Retained earnings Dr. $ 48170

Share capital Dr. $ 11750000

General reserve Dr. $ 41800

Shares in Subby Ltd. Cr. $ 572250

Business combination valuation reserve Cr. $ 531732

Business combination valuation reserve Dr $ 1300

To legal charges $ 1300

Conclusion

The present study shows compliance of AASB 3 and AASB 10 for an accounting of Baxter Ltd to acquire Smaller Ltd and Subby Ltd in a proper manner. Finance department of the company is required to consider these provisions for preparation of financial statements. Further, proper disclosure is to made in notes to accounts of the annual report of a company to provide a better understanding to stakeholders of the company regarding financial transactions.

References

Books and Journals

Dagwell, R., Wines, G. and Lambert, C., 2011. Corporate Accounting in Australia. Pearson Higher Education.

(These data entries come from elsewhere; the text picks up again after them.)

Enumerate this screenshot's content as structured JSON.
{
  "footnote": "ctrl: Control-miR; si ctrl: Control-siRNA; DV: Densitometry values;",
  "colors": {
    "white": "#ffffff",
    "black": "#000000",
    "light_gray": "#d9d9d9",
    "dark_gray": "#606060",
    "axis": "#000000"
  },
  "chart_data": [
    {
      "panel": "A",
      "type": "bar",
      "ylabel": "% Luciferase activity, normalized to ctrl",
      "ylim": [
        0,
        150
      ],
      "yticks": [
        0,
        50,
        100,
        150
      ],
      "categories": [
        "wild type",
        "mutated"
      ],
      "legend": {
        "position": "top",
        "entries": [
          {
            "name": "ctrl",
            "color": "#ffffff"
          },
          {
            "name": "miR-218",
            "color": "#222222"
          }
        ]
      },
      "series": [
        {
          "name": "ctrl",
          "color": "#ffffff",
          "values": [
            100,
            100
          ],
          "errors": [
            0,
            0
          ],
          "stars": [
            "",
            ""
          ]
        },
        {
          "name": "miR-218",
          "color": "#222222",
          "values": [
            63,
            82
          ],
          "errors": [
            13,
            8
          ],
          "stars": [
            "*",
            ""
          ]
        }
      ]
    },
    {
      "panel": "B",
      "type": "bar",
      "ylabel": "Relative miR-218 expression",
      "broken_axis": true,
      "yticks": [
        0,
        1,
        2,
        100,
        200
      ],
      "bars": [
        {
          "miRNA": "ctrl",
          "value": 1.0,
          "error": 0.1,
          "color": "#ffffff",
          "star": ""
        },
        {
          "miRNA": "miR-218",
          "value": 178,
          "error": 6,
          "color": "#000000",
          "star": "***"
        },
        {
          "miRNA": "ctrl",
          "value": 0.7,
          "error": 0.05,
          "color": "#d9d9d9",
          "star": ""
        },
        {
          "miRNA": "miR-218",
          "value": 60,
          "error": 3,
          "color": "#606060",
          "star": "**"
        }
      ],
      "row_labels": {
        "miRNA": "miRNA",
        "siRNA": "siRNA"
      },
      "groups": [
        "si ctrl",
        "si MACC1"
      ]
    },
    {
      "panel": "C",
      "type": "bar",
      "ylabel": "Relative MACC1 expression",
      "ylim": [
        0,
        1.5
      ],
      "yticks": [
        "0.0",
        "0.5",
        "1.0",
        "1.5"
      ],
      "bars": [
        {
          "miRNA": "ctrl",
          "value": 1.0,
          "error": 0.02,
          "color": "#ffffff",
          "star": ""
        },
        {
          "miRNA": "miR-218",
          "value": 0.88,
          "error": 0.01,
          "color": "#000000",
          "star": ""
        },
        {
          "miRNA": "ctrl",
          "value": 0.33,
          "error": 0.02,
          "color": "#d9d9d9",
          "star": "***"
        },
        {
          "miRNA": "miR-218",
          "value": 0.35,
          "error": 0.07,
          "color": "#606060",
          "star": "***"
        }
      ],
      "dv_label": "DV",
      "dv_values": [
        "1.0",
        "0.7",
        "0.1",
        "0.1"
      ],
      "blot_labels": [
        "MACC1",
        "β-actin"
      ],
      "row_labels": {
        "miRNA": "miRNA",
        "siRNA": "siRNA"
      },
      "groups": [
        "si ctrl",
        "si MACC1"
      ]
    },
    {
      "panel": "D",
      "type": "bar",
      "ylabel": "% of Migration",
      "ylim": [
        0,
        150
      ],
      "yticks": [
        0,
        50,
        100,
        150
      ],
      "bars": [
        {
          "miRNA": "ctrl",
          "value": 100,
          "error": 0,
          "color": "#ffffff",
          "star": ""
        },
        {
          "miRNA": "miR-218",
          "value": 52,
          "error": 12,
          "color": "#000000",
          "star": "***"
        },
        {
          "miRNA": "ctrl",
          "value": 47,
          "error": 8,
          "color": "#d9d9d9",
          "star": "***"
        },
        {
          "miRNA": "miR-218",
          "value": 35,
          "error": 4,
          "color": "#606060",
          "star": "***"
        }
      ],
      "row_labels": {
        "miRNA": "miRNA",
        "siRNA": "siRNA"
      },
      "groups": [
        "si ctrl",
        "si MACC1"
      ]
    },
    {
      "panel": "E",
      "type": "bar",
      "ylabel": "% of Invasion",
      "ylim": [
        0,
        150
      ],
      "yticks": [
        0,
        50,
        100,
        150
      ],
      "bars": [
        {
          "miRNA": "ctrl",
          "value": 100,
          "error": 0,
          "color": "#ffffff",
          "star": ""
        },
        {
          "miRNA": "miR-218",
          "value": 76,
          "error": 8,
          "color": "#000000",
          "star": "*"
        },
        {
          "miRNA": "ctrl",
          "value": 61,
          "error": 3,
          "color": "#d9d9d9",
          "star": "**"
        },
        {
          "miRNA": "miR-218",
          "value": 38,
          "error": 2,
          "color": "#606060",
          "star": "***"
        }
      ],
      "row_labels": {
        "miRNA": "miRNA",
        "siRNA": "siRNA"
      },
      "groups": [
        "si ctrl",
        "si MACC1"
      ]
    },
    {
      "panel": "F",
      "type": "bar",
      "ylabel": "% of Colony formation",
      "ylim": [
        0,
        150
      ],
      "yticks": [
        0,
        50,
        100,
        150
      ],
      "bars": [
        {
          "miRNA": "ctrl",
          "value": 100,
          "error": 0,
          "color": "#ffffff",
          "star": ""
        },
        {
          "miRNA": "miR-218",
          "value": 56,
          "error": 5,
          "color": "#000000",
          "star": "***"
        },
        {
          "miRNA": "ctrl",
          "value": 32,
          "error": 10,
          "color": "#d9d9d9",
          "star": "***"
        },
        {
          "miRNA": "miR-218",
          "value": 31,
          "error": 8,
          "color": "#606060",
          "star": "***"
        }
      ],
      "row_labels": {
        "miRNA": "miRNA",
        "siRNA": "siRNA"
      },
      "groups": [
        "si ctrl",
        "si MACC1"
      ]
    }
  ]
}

Jones, S. and Ratnatunga, J., 2012. Contemporary Issues in Sustainability Accounting, Assurance and Reporting. Emerald Group Publishing.

Parker, H. R., 2013. Accounting in Australia (RLE Accounting): Historical Essays. Routledge.

Online

Business combinations. 2004. [Pdf]. Available through < [Accessed on 14th December 2016].

Australian Accounting Standards. 2016. [Online]. Available through < [Accessed on 14th December 2016].